With greater accessibility than more “traditional” forms of advertising, digital ad buys can fall prey to the confines or excesses of a marketing budget with little to no strategy based on audience size, objective or historical data. As digital channels grow increasingly competitive, focusing on the ROI from your digital ads is critical to ensuring business impact.
Don’t bench the benchmarks
The past informs the future in all things, including your approach to digital advertising. Anticipate the potential behaviors that audiences may take within your campaign based on the historical data from your past paid activity. This can include things like click-through rate (CTR), cost per click (CPC), engagement rate and video view rate (VVR). The most important benchmark to keep in mind is cost per thousand impressions (CPM), which provides a measurable basis for assigning costs to reaching your goal.
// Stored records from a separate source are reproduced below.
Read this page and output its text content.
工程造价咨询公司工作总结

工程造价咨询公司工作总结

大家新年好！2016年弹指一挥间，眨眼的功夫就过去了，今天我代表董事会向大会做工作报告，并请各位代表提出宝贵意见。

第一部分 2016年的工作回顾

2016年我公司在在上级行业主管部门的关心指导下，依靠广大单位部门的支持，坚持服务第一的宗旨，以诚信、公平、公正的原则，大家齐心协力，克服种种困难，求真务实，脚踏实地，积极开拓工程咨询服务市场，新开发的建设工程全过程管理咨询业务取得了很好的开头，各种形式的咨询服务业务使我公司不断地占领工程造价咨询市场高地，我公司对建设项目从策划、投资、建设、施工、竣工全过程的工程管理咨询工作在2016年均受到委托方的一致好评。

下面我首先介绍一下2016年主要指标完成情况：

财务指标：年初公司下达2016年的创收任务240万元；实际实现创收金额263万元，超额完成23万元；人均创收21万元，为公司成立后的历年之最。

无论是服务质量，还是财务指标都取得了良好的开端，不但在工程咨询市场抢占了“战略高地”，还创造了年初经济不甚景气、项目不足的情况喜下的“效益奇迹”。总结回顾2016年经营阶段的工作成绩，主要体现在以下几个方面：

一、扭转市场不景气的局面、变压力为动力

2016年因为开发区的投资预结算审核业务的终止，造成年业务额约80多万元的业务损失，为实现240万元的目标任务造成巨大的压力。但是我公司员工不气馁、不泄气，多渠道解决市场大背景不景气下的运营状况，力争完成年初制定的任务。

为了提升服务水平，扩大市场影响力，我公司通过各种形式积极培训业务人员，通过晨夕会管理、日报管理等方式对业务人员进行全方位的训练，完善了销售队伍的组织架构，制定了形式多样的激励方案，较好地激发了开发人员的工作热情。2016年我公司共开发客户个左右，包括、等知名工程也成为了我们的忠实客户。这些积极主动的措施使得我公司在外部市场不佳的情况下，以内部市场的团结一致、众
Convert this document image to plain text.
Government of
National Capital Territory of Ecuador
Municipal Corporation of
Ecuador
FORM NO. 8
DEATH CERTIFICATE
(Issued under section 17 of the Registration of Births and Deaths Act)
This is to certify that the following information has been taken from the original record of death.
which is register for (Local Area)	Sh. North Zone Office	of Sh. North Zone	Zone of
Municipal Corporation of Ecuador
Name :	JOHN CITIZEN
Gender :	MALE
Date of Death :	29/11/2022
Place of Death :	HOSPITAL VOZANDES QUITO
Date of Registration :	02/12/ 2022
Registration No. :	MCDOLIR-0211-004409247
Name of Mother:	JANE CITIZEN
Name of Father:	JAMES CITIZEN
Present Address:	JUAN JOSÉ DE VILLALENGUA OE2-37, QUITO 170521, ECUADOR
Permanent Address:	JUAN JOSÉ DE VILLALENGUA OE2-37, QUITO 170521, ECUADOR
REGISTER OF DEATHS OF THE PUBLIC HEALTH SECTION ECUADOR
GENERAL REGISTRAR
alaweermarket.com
To reach enough of your target audience to make a splash, set a minimum of 40% of the forecasted volume of users/impressions offered by the ad channel. Based on that benchmark, your desired delivery frequency and your CPM benchmark, you can estimate the cost associated with delivering ads to that audience.
Once you have identified your estimated impressions and cost, you can use performance-based benchmarks like CTR, VVR, and Engagement Rate to forecast the volume of users who are likely to take the desired action promoted in your campaign.
Make your money go miles
By applying benchmarks to properly refine target audiences, you can not only save money but also use it more efficiently, improving your results just by introducing a methodology to your approach.
For example, if you have $5,000 to run a short campaign on Facebook but realize after forecasting that you can reach your audience for $3,500, you’ve just identified $1,500 to apply toward supplemental digital marketing activities, whether introducing a new channel or redirecting budget to boost your organic promotions.
Predict the future
Now that you have mastered the basics, you can begin to forecast for a multi-phased (and multi-faceted) campaign. For example, when you run a campaign with the goal of generating form submissions on a landing page, you may want to predict what potential retargeted audiences will look like at various points within your campaign. You can build this forecast based on KPIs like VVR, post engagement, CTR and conversion rate.
Mastering these elements will allow you to refine and optimize your campaign tactics if you find you aren’t reaching your KPIs as expected. It also ensures that you can allocate the right budget to more sophisticated approaches.
In an increasingly competitive digital landscape, your approach to budgeting and planning digital ad campaigns must be equipped to deal not only with a saturated ad market but also with audiences who are more fatigued than ever. By anticipating your audience size and forecasting their potential action(s), you can make better use of your digital marketing budget and fortify your campaign strategy with a strong competitive advantage.